From the marketer’s perspective, there are a number of benefits:

  • A lower tech tax (fewer participants in the chain)
  • Priority access to premium inventory
  • Less risk of under-delivery against the target audience
  • A better match rate, by working directly with the publisher
  • Holistic management of campaign delivery across publishers by allowing marketers to log programmatic guaranteed delivery and optimize biddable execution in light of that delivery.
  • Far more transparency on placement and context, and therefore less risk of marching in the parade of horribles described above.

This is not to suggest that this type of deal is a panacea. For starters, it isn’t a real-time transaction in which the marketer is evaluating the opportunity and controlling the ad decision, and so it doesn’t maximize a marketer’s flexibility. But given the obvious and substantial challenges that today’s real-time marketplace presents, programmatic guaranteed premium video transactions that work directly with a quality publisher and their partners should be one of the next steps taken in the industry’s evolution.

 

Going Forward

Ultimately, both buyers and sellers of premium video advertising need accurate visibility into the available pools of inventory and the audience they represent, across all of the distribution endpoints and all of the different flavors of premium video that are available today. Marketers, by working more closely with publishers and their partners, can help move the industry forward in a way that starts to solve some of its most difficult challenges and create more value for all participants in the ecosystem.

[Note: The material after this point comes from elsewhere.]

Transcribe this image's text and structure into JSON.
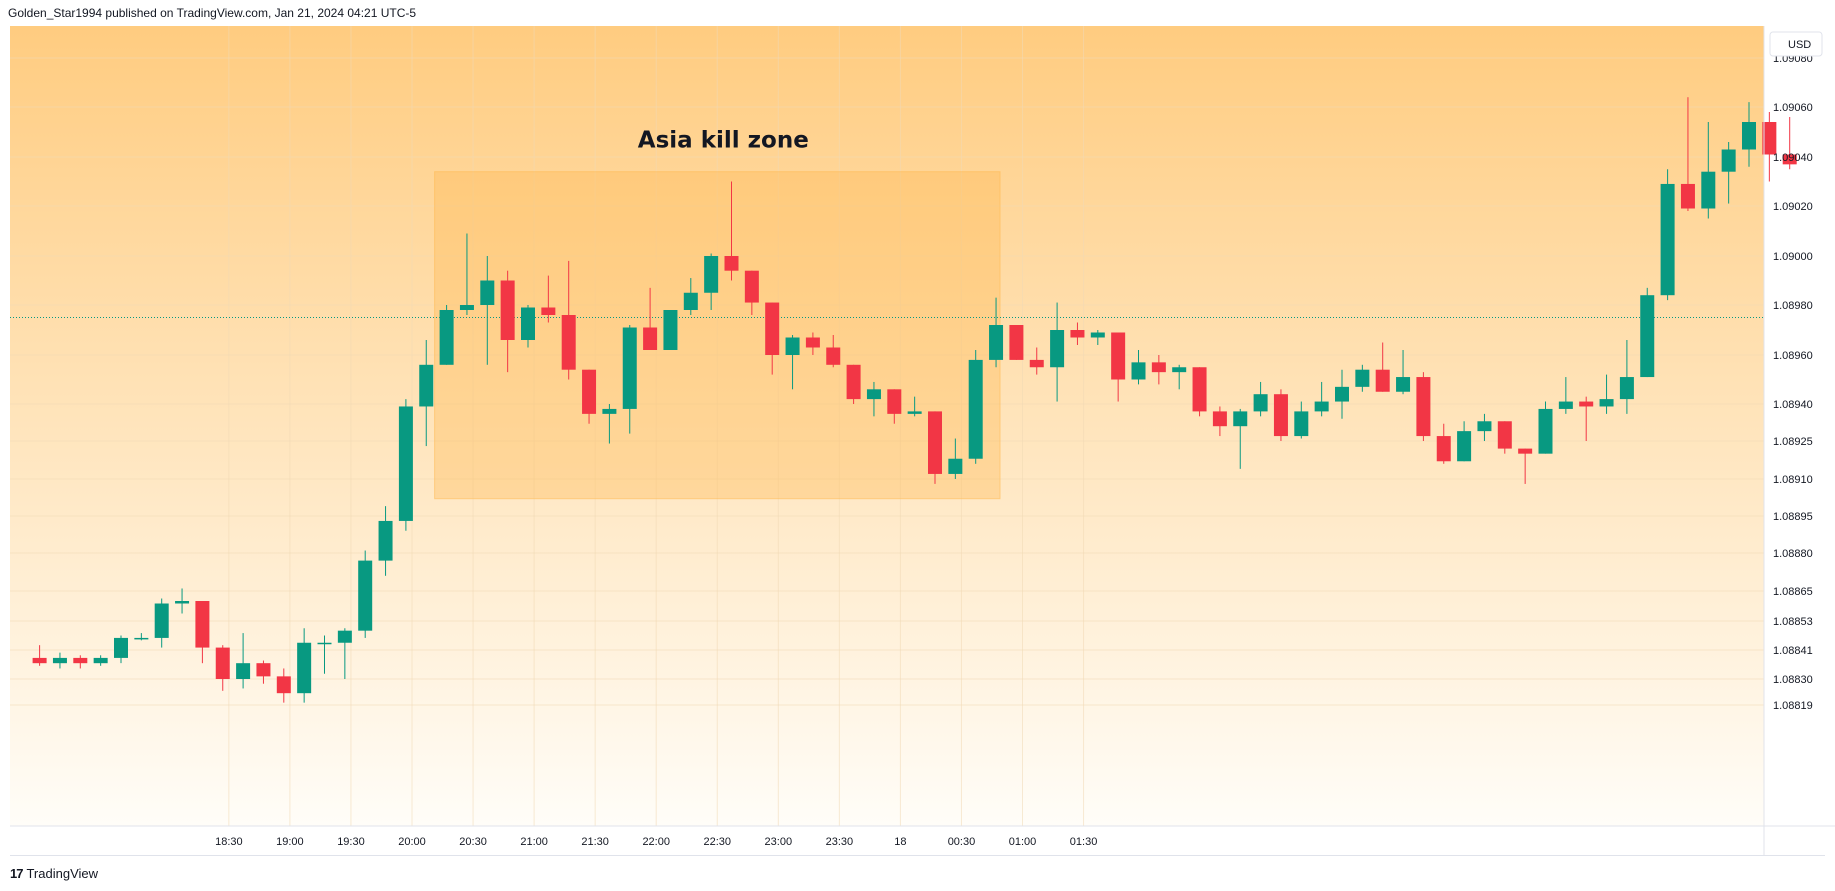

The basic concepts of how to proceed are already pretty clear. Buyers and sellers must come together to provide a means for both sides to holistically manage advertising, across all devices and endpoints (especially CTV), across all of the various deal types (i.e., programmatic guaranteed, real-time bidding open exchange, private marketplace, direct I/O) so that the value created is fairly apportioned between them, allowing sellers to optimize their inventory and buyers to optimize their campaign KPIs. This can be done with some effort, a willingness to collaborate, and the right technology. Remember, at some point in The Terminator series a good robot started working to help save humanity.